As the legal status of the film has shifted, so has the film itself. Moroder’s 1984 version has always been heavily criticized and is widely regarded as lapsed by future discoveries. A 1987 restoration project by the Munich Film Archive managed to uncover notes from Nazi files indicating the original inter-titles and providing a new source on what Lang’s original cut of the film may have contained. Twenty-one years later, a complete negative was found in Buenos Aires, which included 25 minutes of Metropolis that hadn’t been seen in more than 80 years. The final restoration, dubbed “The Complete Metropolis,” has a running time of 148 minutes, about five minutes shy of the version shown at its 1927 premiere.

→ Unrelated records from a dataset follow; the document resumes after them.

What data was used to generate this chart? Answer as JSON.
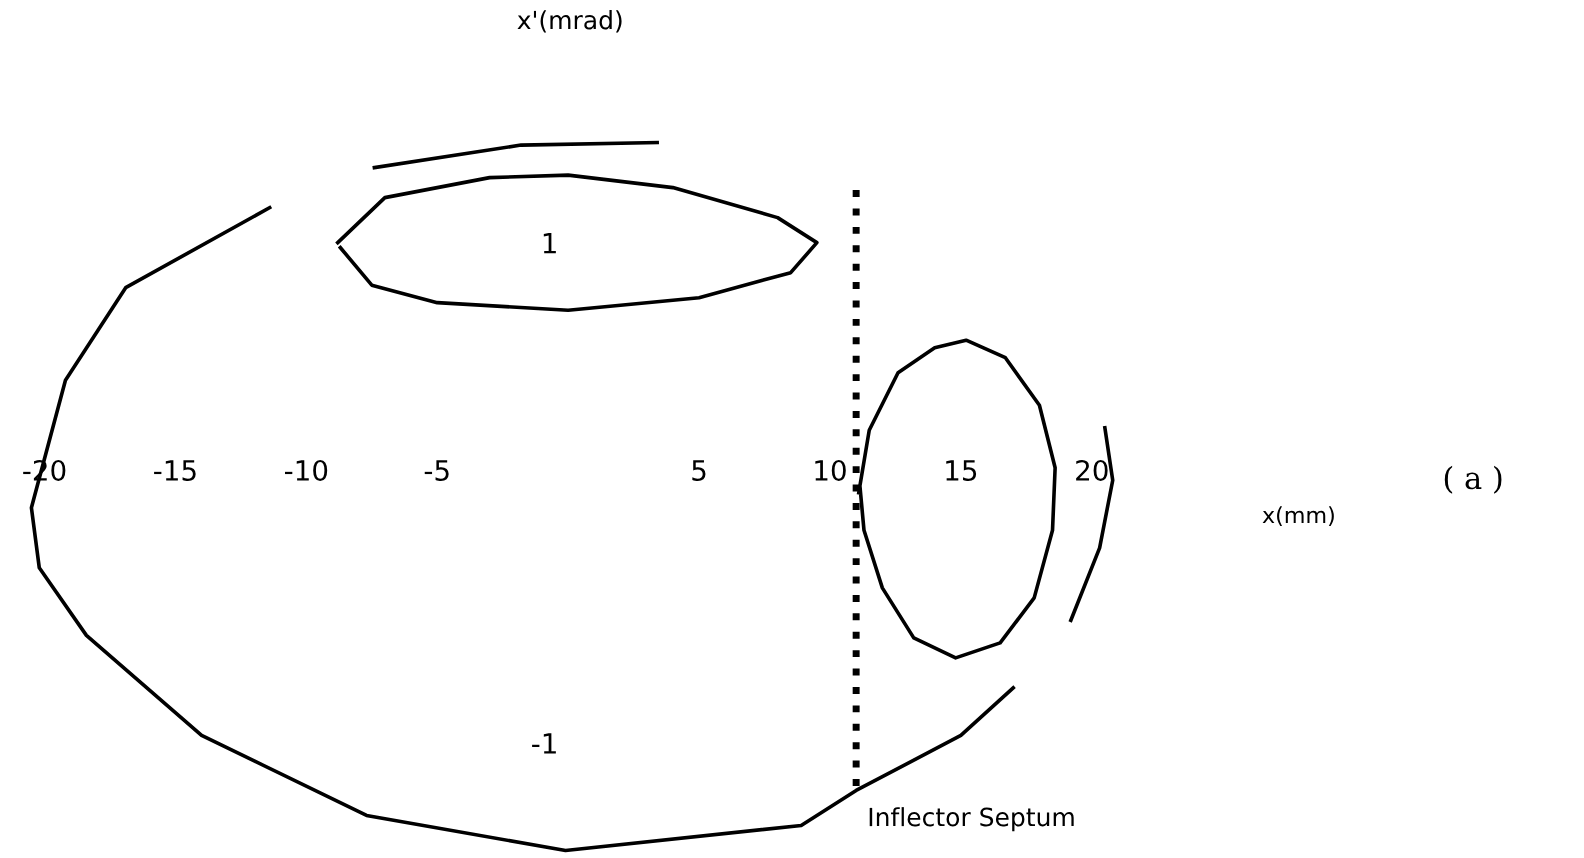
{
  "chart_data": {
    "type": "line",
    "xlabel": "x(mm)",
    "ylabel": "x'(mrad)",
    "annotations": [
      "( a )",
      {
        "text": "Inflector Septum",
        "x": 11.0,
        "y": -1.19
      }
    ],
    "xlim": [
      -21.7,
      38.8
    ],
    "ylim": [
      -1.46,
      1.97
    ],
    "xticks": [
      -20,
      -15,
      -10,
      -5,
      5,
      10,
      15,
      20
    ],
    "yticks": [
      -1,
      1
    ],
    "grid": false,
    "legend": false,
    "marker": "none",
    "line_style": "solid",
    "series": [
      {
        "color": "#000000",
        "x": [
          -7.4,
          -1.8,
          3.4
        ],
        "values": [
          1.3,
          1.39,
          1.4
        ]
      },
      {
        "color": "#000000",
        "x": [
          20.5,
          20.8,
          20.3,
          19.2
        ],
        "values": [
          0.26,
          0.05,
          -0.22,
          -0.51
        ]
      },
      {
        "color": "#000000",
        "x": [
          17.0,
          15.0,
          11.0,
          8.9,
          -0.1,
          -7.7,
          -14.0,
          -18.4,
          -20.2,
          -20.5,
          -19.2,
          -16.9,
          -11.4
        ],
        "values": [
          -0.78,
          -0.97,
          -1.19,
          -1.33,
          -1.43,
          -1.29,
          -0.97,
          -0.57,
          -0.3,
          -0.06,
          0.45,
          0.82,
          1.14
        ]
      },
      {
        "color": "#000000",
        "x": [
          -8.8,
          -7,
          -3,
          0,
          4,
          8,
          9.5,
          8.5,
          5,
          0,
          -5,
          -7.5,
          -8.7
        ],
        "values": [
          1.0,
          1.18,
          1.26,
          1.27,
          1.22,
          1.1,
          1.0,
          0.88,
          0.78,
          0.73,
          0.76,
          0.83,
          0.98
        ]
      },
      {
        "color": "#000000",
        "x": [
          11.1,
          11.5,
          12.6,
          14,
          15.2,
          16.7,
          18,
          18.6,
          18.5,
          17.8,
          16.5,
          14.8,
          13.2,
          12,
          11.3,
          11.15
        ],
        "values": [
          0,
          0.25,
          0.48,
          0.58,
          0.61,
          0.54,
          0.35,
          0.1,
          -0.15,
          -0.42,
          -0.6,
          -0.66,
          -0.58,
          -0.38,
          -0.15,
          0.02
        ]
      },
      {
        "color": "#000000",
        "line_style": "dotted",
        "x": [
          11.0,
          11.0
        ],
        "values": [
          1.21,
          -1.19
        ]
      }
    ]
  }
}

Mills’ Metropolis score has been through nearly as many permutations over the last 20 years as the film. His original score was written in 1999, a second in 2010, and a third, he says, is on the way.

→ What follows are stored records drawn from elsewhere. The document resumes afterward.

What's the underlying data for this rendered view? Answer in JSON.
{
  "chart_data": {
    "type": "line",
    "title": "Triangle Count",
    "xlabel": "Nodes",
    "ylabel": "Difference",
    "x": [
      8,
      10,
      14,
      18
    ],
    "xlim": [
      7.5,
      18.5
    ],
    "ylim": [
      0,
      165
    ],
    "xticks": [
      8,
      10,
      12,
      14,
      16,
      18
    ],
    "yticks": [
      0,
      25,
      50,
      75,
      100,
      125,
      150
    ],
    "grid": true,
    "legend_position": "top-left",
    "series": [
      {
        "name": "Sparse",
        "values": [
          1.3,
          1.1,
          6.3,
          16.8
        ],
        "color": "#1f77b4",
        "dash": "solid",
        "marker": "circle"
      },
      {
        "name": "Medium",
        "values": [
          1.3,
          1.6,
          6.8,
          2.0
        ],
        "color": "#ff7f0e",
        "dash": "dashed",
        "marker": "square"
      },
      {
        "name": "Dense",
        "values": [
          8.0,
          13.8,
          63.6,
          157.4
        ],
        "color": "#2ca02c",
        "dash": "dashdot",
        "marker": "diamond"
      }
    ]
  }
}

“About a year ago, I was commissioned to create a new soundtrack for the full version by UFA in Berlin,” Mills told 5 Mag. “Since then I’ve performed a few live cinemixes of this new soundtrack and we have plans to release it in 2022.”
Mills’ latest score for Metropolis contains all new and original music. After “the last two previous versions made back in 1999 and in 2010, I thought it was time to revisit the film since so much had changed in the world and with people (in general). This new soundtrack is more emotional and deeper. I’ve even experimented with using the human voice in some segments.

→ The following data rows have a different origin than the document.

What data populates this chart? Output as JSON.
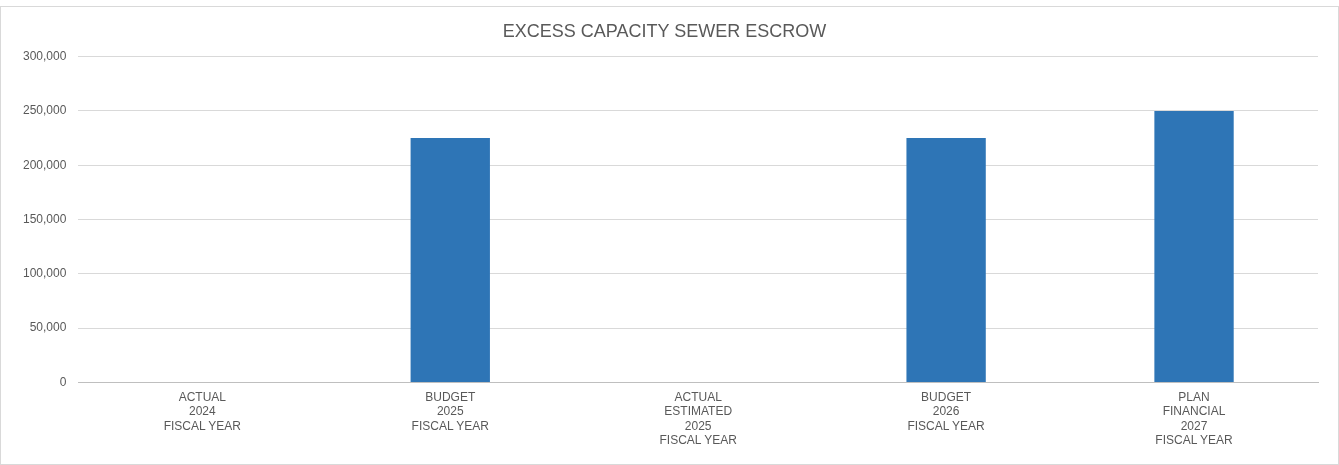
{
  "chart_data": {
    "type": "bar",
    "title": "EXCESS CAPACITY SEWER ESCROW",
    "categories": [
      "ACTUAL\n2024\nFISCAL YEAR",
      "BUDGET\n2025\nFISCAL YEAR",
      "ACTUAL\nESTIMATED\n2025\nFISCAL YEAR",
      "BUDGET\n2026\nFISCAL YEAR",
      "PLAN\nFINANCIAL\n2027\nFISCAL YEAR"
    ],
    "values": [
      0,
      225000,
      0,
      225000,
      250000
    ],
    "color": "#2e75b6",
    "ylim": [
      0,
      300000
    ],
    "yticks": [
      0,
      {
        "value": 50000,
        "label": "50,000"
      },
      {
        "value": 100000,
        "label": "100,000"
      },
      {
        "value": 150000,
        "label": "150,000"
      },
      {
        "value": 200000,
        "label": "200,000"
      },
      {
        "value": 250000,
        "label": "250,000"
      },
      {
        "value": 300000,
        "label": "300,000"
      }
    ],
    "grid": "y",
    "legend": false
  }
}
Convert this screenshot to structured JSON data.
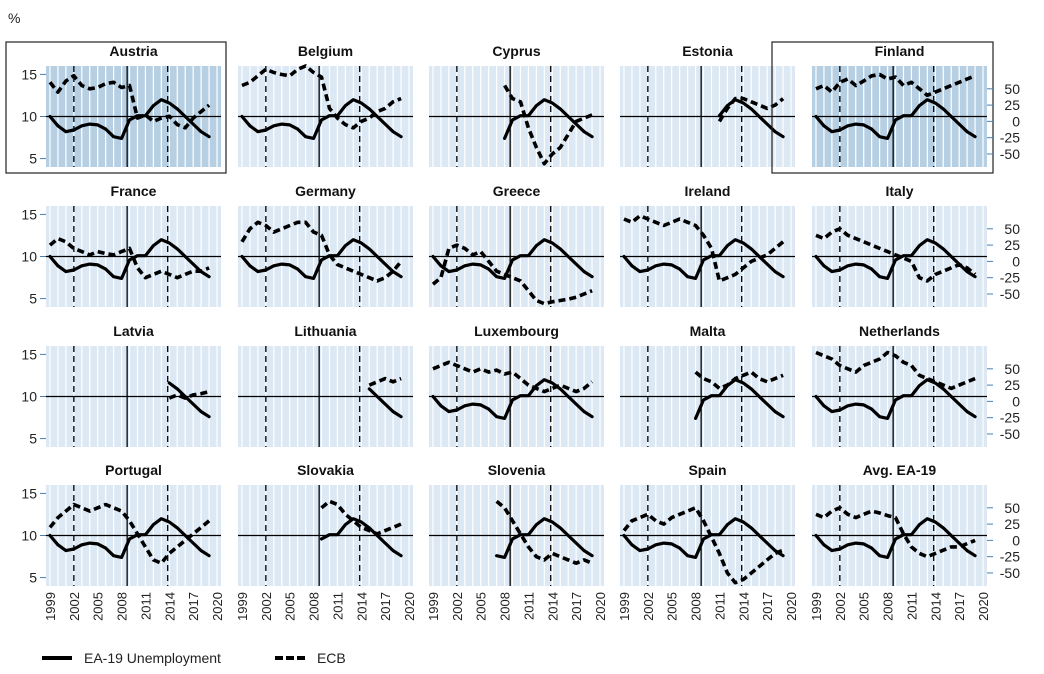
{
  "chart_data": {
    "type": "line",
    "y_unit_label": "%",
    "left_axis": {
      "ylim": [
        4,
        16
      ],
      "ticks": [
        5,
        10,
        15
      ]
    },
    "right_axis": {
      "ylim": [
        -70,
        85
      ],
      "ticks": [
        "50",
        "25",
        "0",
        "-25",
        "-50"
      ],
      "tick_values": [
        50,
        25,
        0,
        -25,
        -50
      ]
    },
    "x_ticks": [
      "1999",
      "2002",
      "2005",
      "2008",
      "2011",
      "2014",
      "2017",
      "2020"
    ],
    "x_tick_values": [
      1999,
      2002,
      2005,
      2008,
      2011,
      2014,
      2017,
      2020
    ],
    "xlim": [
      1998.5,
      2020.5
    ],
    "background_color": "#dce8f3",
    "highlight_color": "#b7cfe3",
    "legend": [
      {
        "label": "EA-19 Unemployment",
        "style": "solid"
      },
      {
        "label": "ECB",
        "style": "dashed"
      }
    ],
    "unemployment": {
      "x": [
        1999,
        2000,
        2001,
        2002,
        2003,
        2004,
        2005,
        2006,
        2007,
        2008,
        2009,
        2010,
        2011,
        2012,
        2013,
        2014,
        2015,
        2016,
        2017,
        2018,
        2019
      ],
      "values": [
        10.0,
        8.9,
        8.2,
        8.4,
        8.9,
        9.1,
        9.0,
        8.5,
        7.6,
        7.4,
        9.6,
        10.1,
        10.1,
        11.3,
        12.0,
        11.6,
        10.9,
        10.0,
        9.1,
        8.2,
        7.6
      ]
    },
    "panels": [
      {
        "name": "Austria",
        "highlight": true,
        "start": 1999,
        "ecb": [
          60,
          45,
          62,
          70,
          55,
          50,
          52,
          58,
          60,
          52,
          55,
          5,
          10,
          0,
          5,
          8,
          -5,
          -10,
          5,
          15,
          25
        ]
      },
      {
        "name": "Belgium",
        "highlight": false,
        "start": 1999,
        "ecb": [
          55,
          60,
          70,
          80,
          75,
          72,
          70,
          80,
          85,
          75,
          68,
          20,
          5,
          -5,
          -10,
          0,
          5,
          15,
          20,
          30,
          35
        ]
      },
      {
        "name": "Cyprus",
        "highlight": false,
        "start": 2008,
        "ecb": [
          55,
          35,
          30,
          -10,
          -40,
          -65,
          -50,
          -40,
          -20,
          0,
          5,
          10
        ]
      },
      {
        "name": "Estonia",
        "highlight": false,
        "start": 2011,
        "ecb": [
          0,
          20,
          35,
          35,
          30,
          25,
          20,
          25,
          35
        ]
      },
      {
        "name": "Finland",
        "highlight": true,
        "start": 1999,
        "ecb": [
          50,
          55,
          45,
          60,
          65,
          55,
          62,
          70,
          72,
          65,
          68,
          55,
          60,
          50,
          40,
          45,
          50,
          55,
          60,
          65,
          70
        ]
      },
      {
        "name": "France",
        "highlight": false,
        "start": 1999,
        "ecb": [
          25,
          35,
          30,
          20,
          15,
          10,
          15,
          12,
          10,
          15,
          20,
          -10,
          -25,
          -20,
          -15,
          -20,
          -25,
          -20,
          -15,
          -15,
          -10
        ]
      },
      {
        "name": "Germany",
        "highlight": false,
        "start": 1999,
        "ecb": [
          30,
          50,
          60,
          55,
          45,
          50,
          55,
          60,
          60,
          45,
          40,
          10,
          -5,
          -10,
          -15,
          -20,
          -25,
          -30,
          -25,
          -15,
          0
        ]
      },
      {
        "name": "Greece",
        "highlight": false,
        "start": 1999,
        "ecb": [
          -35,
          -25,
          20,
          25,
          20,
          10,
          15,
          0,
          -15,
          -20,
          -25,
          -30,
          -45,
          -60,
          -65,
          -62,
          -60,
          -58,
          -55,
          -50,
          -45
        ]
      },
      {
        "name": "Ireland",
        "highlight": false,
        "start": 1999,
        "ecb": [
          65,
          60,
          70,
          65,
          60,
          55,
          60,
          65,
          60,
          55,
          40,
          20,
          -30,
          -25,
          -20,
          -10,
          0,
          5,
          10,
          20,
          30
        ]
      },
      {
        "name": "Italy",
        "highlight": false,
        "start": 1999,
        "ecb": [
          40,
          35,
          45,
          50,
          40,
          35,
          30,
          25,
          20,
          15,
          10,
          5,
          0,
          -25,
          -30,
          -20,
          -15,
          -10,
          -5,
          -10,
          -20
        ]
      },
      {
        "name": "Latvia",
        "highlight": false,
        "start": 2014,
        "ecb": [
          5,
          10,
          5,
          10,
          12,
          15
        ]
      },
      {
        "name": "Lithuania",
        "highlight": false,
        "start": 2015,
        "ecb": [
          25,
          30,
          35,
          30,
          35
        ]
      },
      {
        "name": "Luxembourg",
        "highlight": false,
        "start": 1999,
        "ecb": [
          50,
          55,
          60,
          55,
          50,
          45,
          50,
          45,
          48,
          42,
          45,
          35,
          25,
          20,
          15,
          20,
          25,
          20,
          15,
          20,
          30
        ]
      },
      {
        "name": "Malta",
        "highlight": false,
        "start": 2008,
        "ecb": [
          45,
          35,
          30,
          20,
          25,
          35,
          40,
          45,
          35,
          30,
          35,
          40
        ]
      },
      {
        "name": "Netherlands",
        "highlight": false,
        "start": 1999,
        "ecb": [
          75,
          70,
          65,
          55,
          50,
          45,
          55,
          60,
          65,
          75,
          70,
          60,
          55,
          40,
          35,
          30,
          25,
          20,
          25,
          30,
          35
        ]
      },
      {
        "name": "Portugal",
        "highlight": false,
        "start": 1999,
        "ecb": [
          20,
          35,
          45,
          55,
          50,
          45,
          50,
          55,
          50,
          45,
          30,
          10,
          -10,
          -30,
          -35,
          -20,
          -10,
          0,
          10,
          20,
          30
        ]
      },
      {
        "name": "Slovakia",
        "highlight": false,
        "start": 2009,
        "ecb": [
          50,
          60,
          55,
          40,
          30,
          20,
          15,
          10,
          15,
          20,
          25
        ]
      },
      {
        "name": "Slovenia",
        "highlight": false,
        "start": 2007,
        "ecb": [
          60,
          50,
          30,
          10,
          -10,
          -25,
          -30,
          -20,
          -25,
          -30,
          -35,
          -30,
          -35
        ]
      },
      {
        "name": "Spain",
        "highlight": false,
        "start": 1999,
        "ecb": [
          15,
          30,
          35,
          40,
          30,
          25,
          35,
          40,
          45,
          50,
          30,
          5,
          -20,
          -50,
          -65,
          -60,
          -50,
          -40,
          -30,
          -20,
          -15
        ]
      },
      {
        "name": "Avg. EA-19",
        "highlight": false,
        "start": 1999,
        "ecb": [
          40,
          35,
          45,
          50,
          40,
          35,
          40,
          45,
          42,
          38,
          35,
          10,
          -10,
          -20,
          -25,
          -20,
          -15,
          -10,
          -10,
          -5,
          0
        ]
      }
    ]
  }
}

“This is the biggest soundtrack I’ve produced to date and it took many hours of production.”
Due to a quirk of copyright law, Metropolis will enter into the public domain in the United States at midnight, January 1 2023.
The next year may also bring intriguing opportunities for both public viewing and utilizing the film in other artistic projects. Due to disharmony between American and European Union copyright law, Metropolis is about to pass through (or potentially become entangled in) esoteric loopholes of copyright law for a second time.
Per the US Copyright Term Extension Act, the copyright limit for works published between 1924 and 1963 is 95 years from the date of publication. That means that after 11:59 pm on New Year’s Eve 2022 — basically a year from now — Metropolis will enter back into the public domain – at least in the United States.
European Union copyright law extended the Berne Convention’s term of copyright lasting 50 years beyond the author’s death to 70 years, without exceptions for older works. Fritz Lang died in 1976, which means that in the European Union, Metropolis will still be under copyright until the end of 2046.
It’s not clear how this will work out for performances of Jeff Mills’ score along with the film that inspired it; he wasn’t previously aware of the US copyright expiring after 2022. In an interview more than a decade ago, he told me that performances of his score then were infrequent; Electronic Beats in describing a recent performance called them “incredibly rare.”
“It’s hard to calculate” how many times Mills has performed his score accompanied by the film, he told 5 Mag for this story. “There have been many showings and in many different scenarios. From large auditoriums to churches to projections on garage doors.
“But with every showing, there is always the understanding that its important to show this film to the public. That it’s not just a movie — it’s more about lessons about the human spirit that every one of us should be reminded of.”